Poker News

As part of an ongoing effort to clean up its game offerings, the Microgaming Poker Network (MPN) announced recently that it will soon be making some changes to its Sit-and-Go’s. The end result will be that rather than having multitudes of related – yet different – Sit-and-Go options mucking up the lobby and spreading out the player base, MPN will have a much neater, consolidated roster of contests that make a lot more sense.

A big part of the cleanup will come in the form of standardizing buy-ins. MPN’s Poker Room Manager, Jonathon Kelly, gave an example of the current problem in a blog post, saying, “….if you want to play a SNG that has a buy in of around €10, you can choose a €10.40, €10.60, €10.80, or €11 depending on the speed and the number of players involved.”

As you might imagine, even if you aren’t familiar with MPN’s Sit-and-Go lobby, sorting through a jumble of Sit-and-Go’s with buy-ins all in the €10 to €11 range can give someone a headache. So this one that’s turbo is 10 cents less than that one, but that one is six-handed and this one is nine-handed….oh, I give up.

What the Microgaming Poker Network is going to do is take all those Sit-and-Go’s whose price points are nearly identical and make the prices identical. In the above example given by Kelly, all of those Sit-and-Go’s will become €11 contests. The fees will vary by a fraction of a Euro depending on the Sit-and-Go structure, but the buy-in plus fee will always add up to €11.

Thus, instead of around 70 different price points, MPN Sit-and-Go’s will have just 16, as follows: €0.11, €0.22, €0.55, €1.10, €2.20¸ €3.30¸ €5.50¸ €11¸ €22¸ €33, €55, €110, €215, €320¸ €530, and €1,050.

Further culling the lobby, MPN will remove all full-ring Sit-and-Go’s on February 14th. It is certainly a bold move, one that almost seems blasphemous, but in reality, Kelly said that there just isn’t the demand for full-table Sit-and-Go’s anymore. When a product stops selling, most companies stop offering it. Though there really isn’t much cost to keeping them up, eliminating them should get more six-handed and heads-up Sit-and-Go’s going (the only two options MPN will still have), which would make the poker rooms and the network more money.

Previously, MPN had already gotten rid of other “unpopular” Sit-and-Go’s, like multi-table varieties and high stakes non-Hold’em games.

The network also launched a new €0.11 Sit-and-Go variation called “10 Minute Heads-Up.” In these games, if nobody has won before ten minutes elapse, both players are automatically put all-in until one of them has all the chips.
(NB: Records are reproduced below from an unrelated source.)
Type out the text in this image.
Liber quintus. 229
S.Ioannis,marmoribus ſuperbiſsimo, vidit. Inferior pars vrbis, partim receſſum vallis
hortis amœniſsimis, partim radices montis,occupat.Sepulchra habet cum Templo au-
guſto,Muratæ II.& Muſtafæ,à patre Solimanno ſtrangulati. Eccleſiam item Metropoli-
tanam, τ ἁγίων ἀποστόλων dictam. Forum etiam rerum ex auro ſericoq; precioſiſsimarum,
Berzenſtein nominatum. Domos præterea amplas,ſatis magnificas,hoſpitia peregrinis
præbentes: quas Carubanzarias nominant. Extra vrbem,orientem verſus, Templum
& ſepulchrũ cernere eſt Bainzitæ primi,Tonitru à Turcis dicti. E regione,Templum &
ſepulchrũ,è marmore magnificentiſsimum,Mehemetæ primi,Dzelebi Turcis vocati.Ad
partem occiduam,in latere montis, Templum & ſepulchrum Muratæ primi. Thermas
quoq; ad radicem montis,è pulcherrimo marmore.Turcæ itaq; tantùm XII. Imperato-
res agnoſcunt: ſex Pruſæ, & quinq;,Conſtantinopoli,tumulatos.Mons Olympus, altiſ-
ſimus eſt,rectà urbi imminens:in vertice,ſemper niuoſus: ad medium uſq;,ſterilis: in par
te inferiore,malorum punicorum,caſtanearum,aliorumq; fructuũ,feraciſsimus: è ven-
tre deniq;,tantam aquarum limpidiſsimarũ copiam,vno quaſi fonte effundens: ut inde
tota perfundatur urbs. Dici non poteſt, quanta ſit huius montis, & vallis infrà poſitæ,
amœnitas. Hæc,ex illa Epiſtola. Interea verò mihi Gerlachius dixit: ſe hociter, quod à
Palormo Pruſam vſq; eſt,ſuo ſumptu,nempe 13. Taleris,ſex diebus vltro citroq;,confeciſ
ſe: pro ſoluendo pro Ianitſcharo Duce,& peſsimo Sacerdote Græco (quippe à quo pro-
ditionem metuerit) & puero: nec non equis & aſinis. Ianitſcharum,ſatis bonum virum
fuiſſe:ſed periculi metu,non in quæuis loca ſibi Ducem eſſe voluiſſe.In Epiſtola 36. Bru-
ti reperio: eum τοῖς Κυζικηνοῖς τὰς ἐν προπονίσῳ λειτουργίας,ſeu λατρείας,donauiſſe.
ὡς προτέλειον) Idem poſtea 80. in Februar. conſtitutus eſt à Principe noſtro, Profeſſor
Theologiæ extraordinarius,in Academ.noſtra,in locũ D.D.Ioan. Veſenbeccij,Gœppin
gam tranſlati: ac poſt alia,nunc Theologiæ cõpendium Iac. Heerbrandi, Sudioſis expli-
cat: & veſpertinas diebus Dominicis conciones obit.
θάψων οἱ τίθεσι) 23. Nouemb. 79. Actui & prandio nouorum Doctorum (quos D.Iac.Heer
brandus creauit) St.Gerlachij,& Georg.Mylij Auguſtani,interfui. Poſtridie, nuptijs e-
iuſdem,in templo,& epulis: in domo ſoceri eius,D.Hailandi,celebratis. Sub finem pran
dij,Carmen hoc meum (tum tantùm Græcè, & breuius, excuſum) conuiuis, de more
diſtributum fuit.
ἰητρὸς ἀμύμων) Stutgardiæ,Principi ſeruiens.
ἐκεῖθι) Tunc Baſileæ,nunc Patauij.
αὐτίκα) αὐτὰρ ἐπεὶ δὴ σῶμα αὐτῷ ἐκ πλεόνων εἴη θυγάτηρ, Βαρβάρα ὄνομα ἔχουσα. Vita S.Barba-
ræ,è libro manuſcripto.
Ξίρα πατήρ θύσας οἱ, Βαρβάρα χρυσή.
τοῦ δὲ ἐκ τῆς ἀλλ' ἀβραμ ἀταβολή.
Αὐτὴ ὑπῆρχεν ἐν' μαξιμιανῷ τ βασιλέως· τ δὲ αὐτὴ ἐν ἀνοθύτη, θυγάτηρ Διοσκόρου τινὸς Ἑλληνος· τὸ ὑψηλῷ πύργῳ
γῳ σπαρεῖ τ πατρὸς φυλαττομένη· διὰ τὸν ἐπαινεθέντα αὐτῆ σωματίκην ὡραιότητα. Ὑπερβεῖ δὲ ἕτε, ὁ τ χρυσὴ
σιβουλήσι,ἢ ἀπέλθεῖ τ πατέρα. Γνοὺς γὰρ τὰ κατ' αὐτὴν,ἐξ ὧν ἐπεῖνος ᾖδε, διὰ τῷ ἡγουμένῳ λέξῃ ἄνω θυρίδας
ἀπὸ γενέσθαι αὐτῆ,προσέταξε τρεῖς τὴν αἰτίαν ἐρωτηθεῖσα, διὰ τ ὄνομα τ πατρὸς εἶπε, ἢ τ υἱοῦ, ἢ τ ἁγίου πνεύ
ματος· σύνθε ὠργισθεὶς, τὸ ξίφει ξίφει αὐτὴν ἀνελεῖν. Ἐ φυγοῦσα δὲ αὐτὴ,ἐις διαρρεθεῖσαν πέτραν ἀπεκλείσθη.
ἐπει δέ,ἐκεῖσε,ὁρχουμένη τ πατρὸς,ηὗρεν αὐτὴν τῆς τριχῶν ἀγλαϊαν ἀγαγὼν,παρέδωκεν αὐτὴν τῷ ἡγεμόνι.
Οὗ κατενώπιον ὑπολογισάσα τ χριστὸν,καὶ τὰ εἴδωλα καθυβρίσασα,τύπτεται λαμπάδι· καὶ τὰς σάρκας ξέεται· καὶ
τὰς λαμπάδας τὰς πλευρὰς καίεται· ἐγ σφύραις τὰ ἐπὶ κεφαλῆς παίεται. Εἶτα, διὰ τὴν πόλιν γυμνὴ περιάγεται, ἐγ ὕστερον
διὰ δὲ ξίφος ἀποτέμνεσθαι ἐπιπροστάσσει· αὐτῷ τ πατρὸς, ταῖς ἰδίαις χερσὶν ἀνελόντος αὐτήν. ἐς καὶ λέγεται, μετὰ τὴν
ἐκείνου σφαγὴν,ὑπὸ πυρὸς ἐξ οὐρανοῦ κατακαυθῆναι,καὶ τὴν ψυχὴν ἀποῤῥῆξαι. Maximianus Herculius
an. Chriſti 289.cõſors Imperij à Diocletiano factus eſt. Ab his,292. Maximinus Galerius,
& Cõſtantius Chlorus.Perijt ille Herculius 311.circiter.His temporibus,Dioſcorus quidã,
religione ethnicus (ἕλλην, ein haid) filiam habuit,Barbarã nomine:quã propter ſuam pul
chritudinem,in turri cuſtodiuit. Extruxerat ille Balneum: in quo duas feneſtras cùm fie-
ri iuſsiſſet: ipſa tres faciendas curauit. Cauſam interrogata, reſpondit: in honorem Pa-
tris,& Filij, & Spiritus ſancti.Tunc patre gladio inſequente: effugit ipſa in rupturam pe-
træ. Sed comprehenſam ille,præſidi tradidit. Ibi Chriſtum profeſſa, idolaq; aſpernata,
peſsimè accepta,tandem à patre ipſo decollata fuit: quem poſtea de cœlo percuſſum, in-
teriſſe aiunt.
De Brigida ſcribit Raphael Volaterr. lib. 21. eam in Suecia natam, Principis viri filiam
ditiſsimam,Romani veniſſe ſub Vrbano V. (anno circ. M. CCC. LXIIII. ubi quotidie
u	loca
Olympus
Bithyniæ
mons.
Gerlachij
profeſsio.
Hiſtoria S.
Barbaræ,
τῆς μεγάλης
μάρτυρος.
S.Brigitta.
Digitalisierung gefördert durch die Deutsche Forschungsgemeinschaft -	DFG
Blinds are 25/50 and players start with 30 big blinds.

“The idea came from feedback from players who only had limited time to play but wanted to play with deeper stacks,” Kelly wrote. “In this format, you know it will last a max of 10 minutes and that you can play 30 blinds deep for the full 10 minutes.”

Kelly said that MPN is looking for feedback on these Sit-and-Go’s, and if they are well-received, they will be expanded to other buy-in levels.